Researchers using supercomputer to improve satellite precipitation observation

Civil engineering's Reed leads effort to enhance scientists' understanding of global precipitation using NSF's Blue Waters supercomputer

UNIVERSITY PARK, Pa. — A research team including Penn State engineers will use one of the world's most powerful computers to enhance scientists' understanding of global precipitation.

The Penn State-Princeton University-Aerospace Corp. team is one of only 28 teams granted access to the Blue Waters supercomputer, the National Science Foundation (NSF) recently announced.

The NSF-funded Blue Waters machine, located at the National Center for Supercomputing Applications at the University of Illinois, is capable at peak performance of nearly 12 quadrillion floating point operations per second and has demonstrated a sustained system performance of more than one petaflop on a range of commonly used science and engineering applications, according to the agency.

The team will receive 140 million core hours on the Blue Waters' 512,000 computer cores over the next year.

To put matters in perspective, most high-end laptop computers are equipped with only four processing cores.

"If you filled Beaver Stadium to capacity with everyone using the best laptop you could buy, Blue Waters would still be faster," said Patrick Reed, associate professor of civil engineering. "You can do 10 years of computing in 10 minutes with Blue Waters. We can do hundreds of years of computations in a day."
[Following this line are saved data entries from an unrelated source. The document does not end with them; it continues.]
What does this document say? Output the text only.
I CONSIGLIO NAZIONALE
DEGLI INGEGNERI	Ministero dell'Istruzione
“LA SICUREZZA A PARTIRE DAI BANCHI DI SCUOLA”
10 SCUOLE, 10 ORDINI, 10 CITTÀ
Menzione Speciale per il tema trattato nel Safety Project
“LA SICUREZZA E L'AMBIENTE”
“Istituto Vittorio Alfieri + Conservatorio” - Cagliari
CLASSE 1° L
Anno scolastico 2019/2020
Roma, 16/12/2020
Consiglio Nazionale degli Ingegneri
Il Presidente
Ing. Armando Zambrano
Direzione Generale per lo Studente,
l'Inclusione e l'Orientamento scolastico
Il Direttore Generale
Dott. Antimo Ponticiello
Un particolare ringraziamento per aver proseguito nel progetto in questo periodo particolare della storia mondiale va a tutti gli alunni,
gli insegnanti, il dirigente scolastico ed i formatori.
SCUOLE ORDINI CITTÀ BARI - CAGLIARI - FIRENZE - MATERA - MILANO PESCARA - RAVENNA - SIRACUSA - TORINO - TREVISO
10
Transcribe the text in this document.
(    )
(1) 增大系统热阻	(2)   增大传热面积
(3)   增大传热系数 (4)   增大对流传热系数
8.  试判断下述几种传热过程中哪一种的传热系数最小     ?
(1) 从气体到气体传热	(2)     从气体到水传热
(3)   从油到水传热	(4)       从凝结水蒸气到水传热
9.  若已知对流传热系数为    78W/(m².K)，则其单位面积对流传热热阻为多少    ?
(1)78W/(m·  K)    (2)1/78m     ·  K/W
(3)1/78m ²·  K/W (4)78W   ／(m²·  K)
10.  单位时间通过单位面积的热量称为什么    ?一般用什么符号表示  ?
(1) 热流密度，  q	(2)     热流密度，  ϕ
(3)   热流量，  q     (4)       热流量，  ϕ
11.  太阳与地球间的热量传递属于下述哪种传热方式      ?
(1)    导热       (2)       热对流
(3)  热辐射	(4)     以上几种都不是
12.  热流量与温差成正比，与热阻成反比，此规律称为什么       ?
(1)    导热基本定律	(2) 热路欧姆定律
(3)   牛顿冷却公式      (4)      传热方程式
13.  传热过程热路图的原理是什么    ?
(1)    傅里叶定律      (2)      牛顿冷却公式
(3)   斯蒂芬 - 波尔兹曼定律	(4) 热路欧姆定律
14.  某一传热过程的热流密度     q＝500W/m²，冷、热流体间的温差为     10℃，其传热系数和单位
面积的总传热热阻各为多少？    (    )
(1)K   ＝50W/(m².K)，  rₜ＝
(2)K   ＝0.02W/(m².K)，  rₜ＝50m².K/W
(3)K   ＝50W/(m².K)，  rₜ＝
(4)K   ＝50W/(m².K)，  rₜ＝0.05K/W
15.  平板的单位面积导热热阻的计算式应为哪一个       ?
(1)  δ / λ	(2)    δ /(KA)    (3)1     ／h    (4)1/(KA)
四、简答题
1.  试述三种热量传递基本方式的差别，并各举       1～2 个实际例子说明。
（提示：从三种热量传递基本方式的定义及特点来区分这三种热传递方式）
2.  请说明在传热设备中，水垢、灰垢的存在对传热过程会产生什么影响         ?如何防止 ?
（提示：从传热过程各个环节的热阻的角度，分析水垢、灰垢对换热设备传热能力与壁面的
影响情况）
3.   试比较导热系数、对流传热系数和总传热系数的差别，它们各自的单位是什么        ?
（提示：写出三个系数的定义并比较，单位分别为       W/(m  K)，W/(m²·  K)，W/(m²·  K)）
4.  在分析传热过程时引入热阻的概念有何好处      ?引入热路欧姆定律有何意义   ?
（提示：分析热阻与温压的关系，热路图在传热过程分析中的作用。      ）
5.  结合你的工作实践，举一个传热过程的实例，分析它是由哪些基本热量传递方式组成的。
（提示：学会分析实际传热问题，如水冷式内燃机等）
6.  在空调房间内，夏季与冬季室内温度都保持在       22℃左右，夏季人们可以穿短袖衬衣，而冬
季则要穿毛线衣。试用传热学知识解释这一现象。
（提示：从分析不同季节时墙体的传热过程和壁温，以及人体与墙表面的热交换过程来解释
The research team will use Blue Waters to tackle the problem of large gaps in precipitation data for large parts of the world. The goal, he said, is to help scientists and researchers move toward an integrated global water cycle observatory, something that the World Climate Research Program has long been seeking.

"The U.S. and Europe have really good weather data," Reed said. "We take it for granted we have good weather forecasts. But that data costs more than $1 billion a year. There are countries in the world with few, if any, observations."

That lack of data on other parts of the planet makes it challenging to understand and predict droughts or floods.

"Water is a significant source of uncertainty and risk in global development," Reed said.

That's where Blue Waters comes in. "It's a bit of an oversimplification, but we're going to look at how well these satellites can cover the earth," the civil engineer stated.

The Blue Waters computations and simulations will take into account factors such as spending limits, international coordination limits, satellite lifespan and other tradeoffs when it comes to re-tasking satellites.

The researchers will use the existing Global Precipitation Measurement mission as their technical baseline.

"This will be one of the largest computational experiments in history in merging the astrodynamics design with global hydrology."

In the end, Reed said he hopes Blue Waters can be used to create a new satellite constellation for a more complete precipitation observation of the planet.

Reed has used supercomputing on a number of previous research efforts, including the Texas Advanced Computing Center's Ranger system to evaluate watershed models from around the country, including the Susquehanna River basin.